L'histoire, volontairement occultée, qui commence dans les années 1940 et continue jusqu'aux années 1970, est celle d'un " remède miracle de la maladie du sommeil " : la lomidine. Avant qu'on ne reconnaisse enfin son inefficacité et sa dangerosité, elle sera injectée des millions de fois en Afrique. L'auteur suit pas à pas son histoire, montrant ainsi combien la médecine a été un outil du pouvoir. Une enquête historique inédite et implacable sur l'envers des politiques coloniales. C'est l'histoire d'une piqûre magique, qui devait débarrasser l'Afrique d'une maladie qui décimait le continent. C'est l'histoire d'un scandale pharmaceutique oublié, enterré par les pouvoirs coloniaux de la fi n des années 1950. Au lendemain de la Seconde Guerre mondiale, les médecins des colonies font de l'éradication de la maladie du sommeil leur priorité. Un nouveau médicament vient d'être découvert : la Lomidine. Dans l'enthousiasme, de grandes campagnes de " lomidinisation préventive " sont organisées dans toute l'Afrique. La méthode connaît quelques ratés – la molécule se révèle inefficace et dangereuse – mais ils ne freinent pas les médecins, au contraire. Il faut " lomidiniser " l'intégralité des populations, de gré ou de force. Ce livre montre comment les médecins s'obstinèrent à utiliser un médicament pourtant dangereux, au nom du rêve d'une Afrique libérée de la maladie ; comment la médecine a été un outil pour le colonialisme ; comment elle a servi de vitrine à l'" humanisme " européen et de technique de surveillance et de répression.

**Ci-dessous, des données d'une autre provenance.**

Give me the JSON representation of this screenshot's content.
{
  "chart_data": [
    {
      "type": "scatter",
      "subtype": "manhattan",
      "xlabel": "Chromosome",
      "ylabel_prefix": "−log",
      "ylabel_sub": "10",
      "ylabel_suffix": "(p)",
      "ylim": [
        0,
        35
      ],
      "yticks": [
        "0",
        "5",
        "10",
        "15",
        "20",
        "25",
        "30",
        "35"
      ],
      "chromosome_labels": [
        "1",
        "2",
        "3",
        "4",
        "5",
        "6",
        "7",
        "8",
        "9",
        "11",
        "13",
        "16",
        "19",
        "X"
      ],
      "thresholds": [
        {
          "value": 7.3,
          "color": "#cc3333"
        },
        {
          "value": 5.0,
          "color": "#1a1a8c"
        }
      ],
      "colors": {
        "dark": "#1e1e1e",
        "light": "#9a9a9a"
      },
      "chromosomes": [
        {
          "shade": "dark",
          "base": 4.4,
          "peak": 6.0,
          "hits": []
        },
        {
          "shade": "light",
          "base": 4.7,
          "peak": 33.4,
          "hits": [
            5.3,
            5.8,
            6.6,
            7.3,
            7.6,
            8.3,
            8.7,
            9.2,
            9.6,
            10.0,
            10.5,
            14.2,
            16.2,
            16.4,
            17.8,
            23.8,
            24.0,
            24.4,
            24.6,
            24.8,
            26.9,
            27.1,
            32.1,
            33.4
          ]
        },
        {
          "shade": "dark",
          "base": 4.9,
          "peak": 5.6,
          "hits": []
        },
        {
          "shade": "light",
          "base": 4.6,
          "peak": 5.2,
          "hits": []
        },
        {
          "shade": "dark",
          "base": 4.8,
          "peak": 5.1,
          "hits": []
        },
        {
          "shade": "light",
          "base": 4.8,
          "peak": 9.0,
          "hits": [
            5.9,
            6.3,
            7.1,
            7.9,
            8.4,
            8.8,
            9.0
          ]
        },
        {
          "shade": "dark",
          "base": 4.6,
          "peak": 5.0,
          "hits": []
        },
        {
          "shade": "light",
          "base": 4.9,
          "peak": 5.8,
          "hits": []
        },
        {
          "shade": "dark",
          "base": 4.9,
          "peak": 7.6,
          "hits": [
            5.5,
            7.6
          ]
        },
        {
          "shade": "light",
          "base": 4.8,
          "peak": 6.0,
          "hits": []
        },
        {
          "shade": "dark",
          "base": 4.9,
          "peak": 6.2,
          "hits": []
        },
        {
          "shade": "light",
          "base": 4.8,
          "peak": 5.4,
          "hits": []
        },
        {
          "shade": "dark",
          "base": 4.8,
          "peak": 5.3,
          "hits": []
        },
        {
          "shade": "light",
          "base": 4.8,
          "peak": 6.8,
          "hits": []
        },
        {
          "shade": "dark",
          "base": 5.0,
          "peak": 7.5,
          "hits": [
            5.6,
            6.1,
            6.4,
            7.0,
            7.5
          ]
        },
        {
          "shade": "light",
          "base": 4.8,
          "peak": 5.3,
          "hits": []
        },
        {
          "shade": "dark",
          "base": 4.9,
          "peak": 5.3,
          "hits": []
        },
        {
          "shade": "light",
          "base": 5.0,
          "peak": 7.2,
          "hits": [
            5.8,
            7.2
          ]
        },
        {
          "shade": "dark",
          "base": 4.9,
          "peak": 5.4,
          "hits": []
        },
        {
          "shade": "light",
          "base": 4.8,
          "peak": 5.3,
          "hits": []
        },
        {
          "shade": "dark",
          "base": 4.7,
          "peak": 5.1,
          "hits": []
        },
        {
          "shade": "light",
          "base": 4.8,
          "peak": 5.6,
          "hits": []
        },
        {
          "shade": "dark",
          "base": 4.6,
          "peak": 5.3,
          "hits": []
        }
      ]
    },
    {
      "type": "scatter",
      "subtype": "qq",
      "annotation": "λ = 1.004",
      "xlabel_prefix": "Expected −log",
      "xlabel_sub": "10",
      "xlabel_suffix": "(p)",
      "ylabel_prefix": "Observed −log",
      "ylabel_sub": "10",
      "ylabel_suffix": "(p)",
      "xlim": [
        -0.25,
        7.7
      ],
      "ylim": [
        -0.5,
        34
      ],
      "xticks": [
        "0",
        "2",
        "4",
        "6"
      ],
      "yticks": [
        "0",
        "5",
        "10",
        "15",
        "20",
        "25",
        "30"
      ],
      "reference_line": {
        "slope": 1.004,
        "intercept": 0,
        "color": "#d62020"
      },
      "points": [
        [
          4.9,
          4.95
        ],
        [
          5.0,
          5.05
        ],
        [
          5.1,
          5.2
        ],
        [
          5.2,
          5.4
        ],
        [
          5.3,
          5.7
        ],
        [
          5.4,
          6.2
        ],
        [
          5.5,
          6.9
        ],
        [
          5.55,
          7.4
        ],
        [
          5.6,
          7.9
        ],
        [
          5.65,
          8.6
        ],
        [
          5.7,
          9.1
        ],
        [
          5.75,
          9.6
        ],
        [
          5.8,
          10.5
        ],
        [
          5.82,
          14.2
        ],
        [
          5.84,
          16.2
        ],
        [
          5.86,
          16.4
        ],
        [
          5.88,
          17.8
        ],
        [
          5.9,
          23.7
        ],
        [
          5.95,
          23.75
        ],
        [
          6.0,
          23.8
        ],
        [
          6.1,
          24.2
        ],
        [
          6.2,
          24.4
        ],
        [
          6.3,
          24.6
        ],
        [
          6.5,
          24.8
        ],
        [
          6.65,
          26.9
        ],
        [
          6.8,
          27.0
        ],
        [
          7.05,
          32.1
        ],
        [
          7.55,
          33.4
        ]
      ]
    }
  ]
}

La petite histoire de la Lomidine ouvre une fenêtre sur le quotidien des politiques coloniales de modernisation, révélant leur envers : leurs logiques raciales, leur appareil coercitif, leur inefficacité constitutive, et la part de déraison inscrite au coeur du projet de " mise en ordre " de l'Afrique par la science et la technique. Guillaume Lachenal renouvelle le regard sur le gouvernement des Empires, qu'il saisit dans son arrogance et sa médiocrité, posant les jalons d'une anthropologie de la bêtise coloniale.